UK Must Heed Warnings over Statelessness Measure

NEW YORK —The Open Society Justice Initiative is urging members of the upper house of the British parliament to heed warnings over a government proposal that would allow British citizens to be made stateless, undermining an important principle of international law.

Clause 64 of the Immigration Bill will be debated by the House of Lords on Monday, April 7. This measure would enable the government to strip citizenship from individuals who have acquired British citizenship by naturalization, and then acted with serious prejudice to the vital interests of the UK, even in cases where this would leave the individual stateless.

When debated in parliament in March, retired Supreme Court judge Lord Brown called the proposal ‘a shocking example to other states, which ordinarily are readier than we are to make such a radical departure from the consensus as to proper international human rights conduct.’

He reminded members of the upper house that the Supreme Court had referred to “The evil of statelessness” and spoke of its “terrible practical consequences”.

Current UK law bars the Home Secretary from making people stateless, except where British citizenship was obtained by misrepresentation or fraud.

The Justice Initiative believes that approval for Clause 64 will signal to other countries that making people stateless is acceptable to the international community. This would undermine the principles of the 1961 UN Convention on the Reduction of Statelessness, to which the UK is a party.

Clause 64 may also put the UK in breach of international law. When it joined the 1961 Convention, the UK took advantage of an exception for a country’s existing laws on deprivation of citizenship. In 2002 the UK Parliament repealed these laws, supported by Members of Parliament of all the leading parties. It is doubtful that the Convention would allow a state to go back on such a decision and reintroduce the old laws.

The proposal faces strong opposition from all sides of the political spectrum, as well as from non-party peers. On Monday, the Labour opposition will join with Liberal Democrat and cross-bench peers to call for the proposal to be referred to a committee to examine its consequences,

Lord Deben, a former minister with the Conservative Party, said of the UK: “We have been the signatory to and the driver of much of the international law that seeks to reduce statelessness to its minimum. I fear that in this particular case, we may, for very good reasons—in seeking to close loopholes and make neat what is essentially a not very neat kind of law—do something which will do great injustice to a very small number of people. However, it is none the less injustice if it affects but one.”

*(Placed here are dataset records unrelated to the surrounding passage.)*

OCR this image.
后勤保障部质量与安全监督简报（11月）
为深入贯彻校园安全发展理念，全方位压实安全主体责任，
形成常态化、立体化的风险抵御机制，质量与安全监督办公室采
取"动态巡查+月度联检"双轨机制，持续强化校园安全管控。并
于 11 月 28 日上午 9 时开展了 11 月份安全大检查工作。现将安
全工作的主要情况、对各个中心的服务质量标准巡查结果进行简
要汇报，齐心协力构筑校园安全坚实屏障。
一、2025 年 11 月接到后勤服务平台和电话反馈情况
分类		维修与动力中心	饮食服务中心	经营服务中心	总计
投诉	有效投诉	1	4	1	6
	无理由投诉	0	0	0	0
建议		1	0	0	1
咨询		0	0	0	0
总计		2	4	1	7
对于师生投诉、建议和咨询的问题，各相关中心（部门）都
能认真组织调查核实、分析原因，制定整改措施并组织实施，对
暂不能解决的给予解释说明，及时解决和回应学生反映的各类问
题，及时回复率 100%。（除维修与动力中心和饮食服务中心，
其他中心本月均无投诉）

Lord Pannick, a leading human rights lawyer who acted for the government in many cases, challenged the claim that the change would help protect national security. British citizens made stateless could not be sent to other states and could be deported back to Britain if abroad. He called the proposal ‘so fundamentally flawed, so in breach of international law and so damaging in its practical consequences for the security of this country that it should be removed from the bill.’

The Liberal Democrat peer, Lord Macdonald, called statelessness “a bleak, hopeless status, or rather a complete lack of status, that the British government should have no role in encouraging.”

Update: On Monday April 7, the House of Lords voted by 242 votes to 180 to reject Clause 64, and to establish a committee to review the proposed change in more detail.